Littérature Québecoises

Beaudoin, Myriam.

Épiphanie. Éd. Leméac, 2019, 145 p.
La Maternité à tout prix

Le désir de la maternité chez certaines femmes peut devenir obsessionnel. C'est le cas de l'auteure, narratrice de cette œuvre. Tous les espoirs sont permis puisque les tests subis prouvent hors de tout doute que son organisme est en bonne santé à ce chapitre. Mais la nature refuse de collaborer à son projet d'enfantement. L'attente est d'autant plus pénible qu'elle est supportée par un mari désireux lui aussi de devenir père.


Commence alors un long cheminement vers la fécondité. Myriam Beaudoin frappe à la porte de tous ceux qui semblent détenir la solution à son problème. Et de nombreux charlatans ont pignon sur rue en ce domaine. Ils abordent l'infertilité comme une simple maladie. Autant promettre à un cul-de-jatte de lui faire repousser ses jambes. Les services de ces soi-disant experts ne sont pas offerts gratuitement. Ils ont l'art de siphonner un compte de banque à la vitesse de l'éclair. Et d'autre part, les cliniques de fertilité ne parviennent pas à produire le fruit tant attendu. La stérilité est opiniâtre.

En désespoir de cause, elle recourt à la religion même en absence de la foi. Une retraite fermée chez les Recluses missionnaires du boulevard Gouin à Montréal peut s'avérer concluante. Mais sœur Thérèse a du vécu. Ex-chanteuse populaire, elle s'est retrouvée religieuse. La voix de Dieu est imperceptible. Il émet des messages cryptés. La narratrice décodera le sien comme étant une invitation à l'adoption. Et encore là, ce n'est pas une sinécure que de suivre cette voie tatillonne. Et qui dit que l'enfant que l'on destine aux parents adoptifs soit en bonne santé physique ou mentale ? C'est un risque surtout quand le bébé est en très bas âge et d'origine mystérieuse.

La situation est assez pénible pour qu'une femme en vienne à se déprécier.
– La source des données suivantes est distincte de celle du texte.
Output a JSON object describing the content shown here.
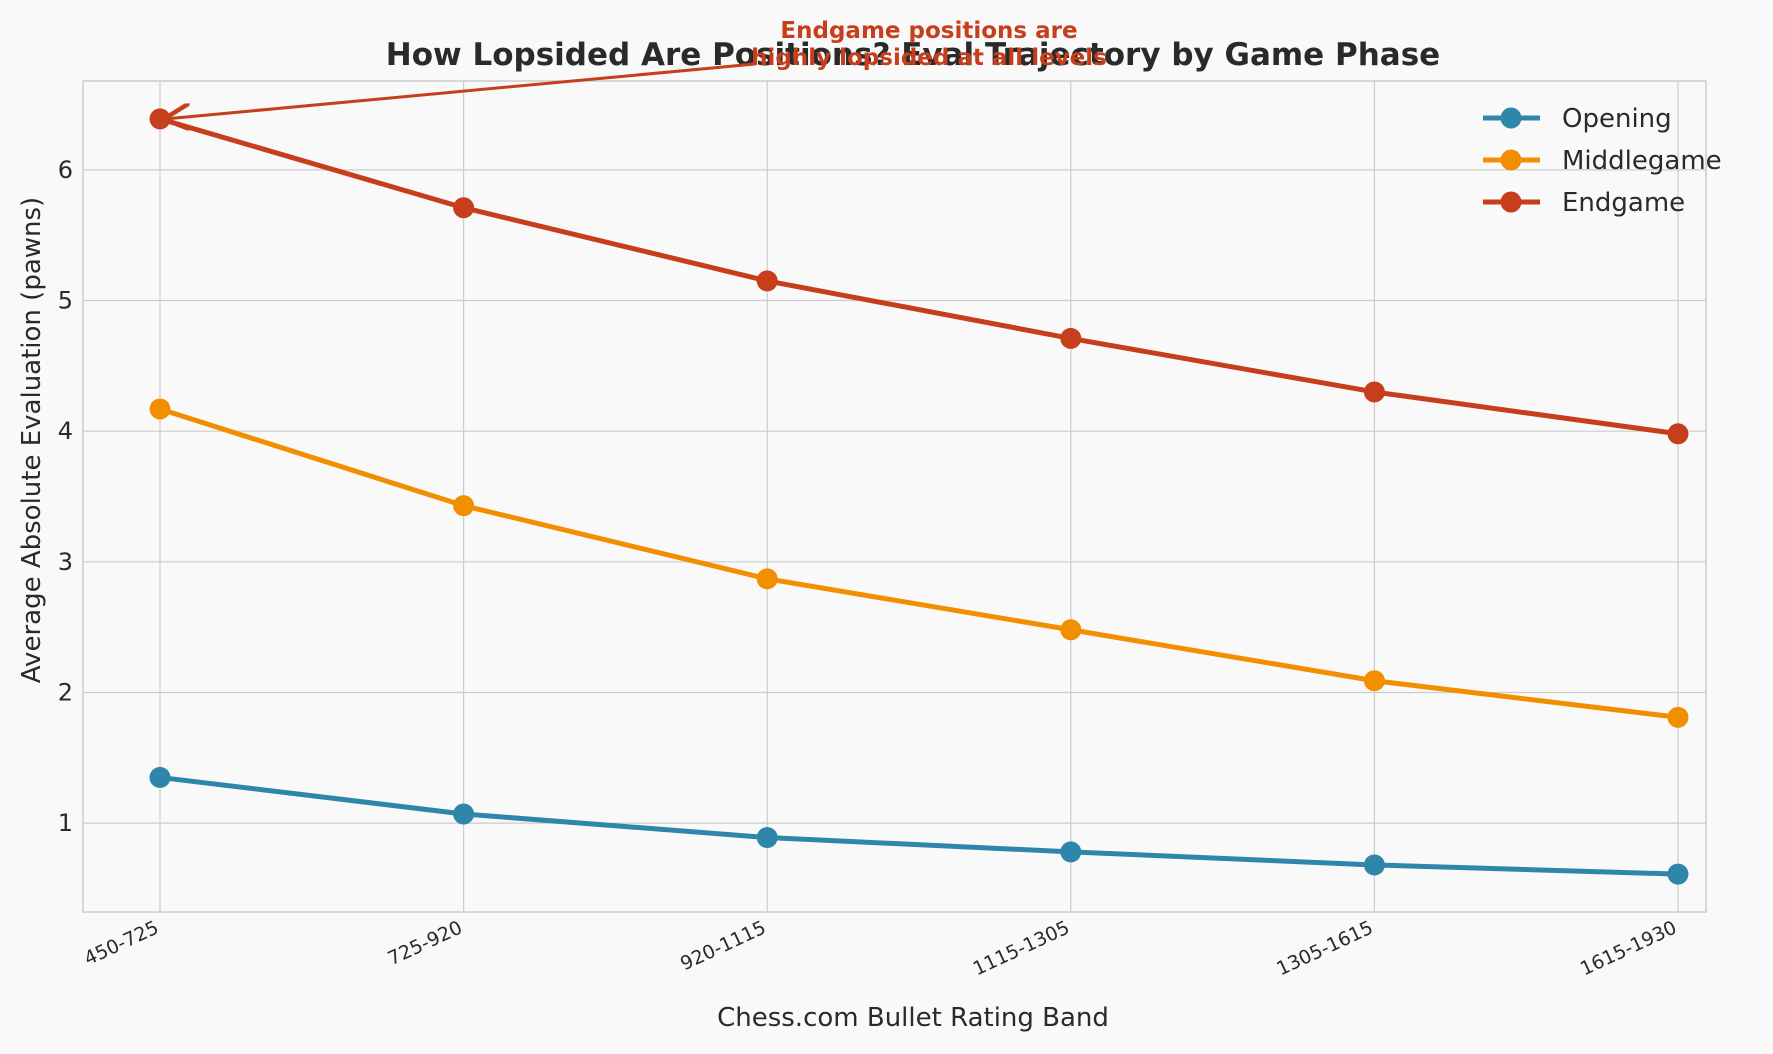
{
  "chart_data": {
    "type": "line",
    "title": "How Lopsided Are Positions? Eval Trajectory by Game Phase",
    "xlabel": "Chess.com Bullet Rating Band",
    "ylabel": "Average Absolute Evaluation (pawns)",
    "categories": [
      "450-725",
      "725-920",
      "920-1115",
      "1115-1305",
      "1305-1615",
      "1615-1930"
    ],
    "ylim": [
      0.32,
      6.68
    ],
    "yticks": [
      1,
      2,
      3,
      4,
      5,
      6
    ],
    "grid": true,
    "legend_position": "top-right",
    "series": [
      {
        "name": "Opening",
        "color": "#2e86ab",
        "values": [
          1.35,
          1.07,
          0.89,
          0.78,
          0.68,
          0.61
        ]
      },
      {
        "name": "Middlegame",
        "color": "#f18f01",
        "values": [
          4.17,
          3.43,
          2.87,
          2.48,
          2.09,
          1.81
        ]
      },
      {
        "name": "Endgame",
        "color": "#c73e1d",
        "values": [
          6.39,
          5.71,
          5.15,
          4.71,
          4.3,
          3.98
        ]
      }
    ],
    "annotation": {
      "lines": [
        "Endgame positions are",
        "highly lopsided at all levels"
      ],
      "series_index": 2,
      "category_index": 0,
      "color": "#c73e1d"
    }
  }
}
Comment l'auteure comble-t-elle la déprime avant que n'advienne son épiphanie. Elle choisit les mots pour garder son équilibre. Chaque chapitre est précédé d'un poème qui traduit sa douleur mieux que la narration. Sa confession n'est ainsi que plus éclairante. C'est le récit magnifique du chemin de croix d'une femme qui souhaite la venue de l'archange Gabriel. D'aucuns diraient de la cigogne.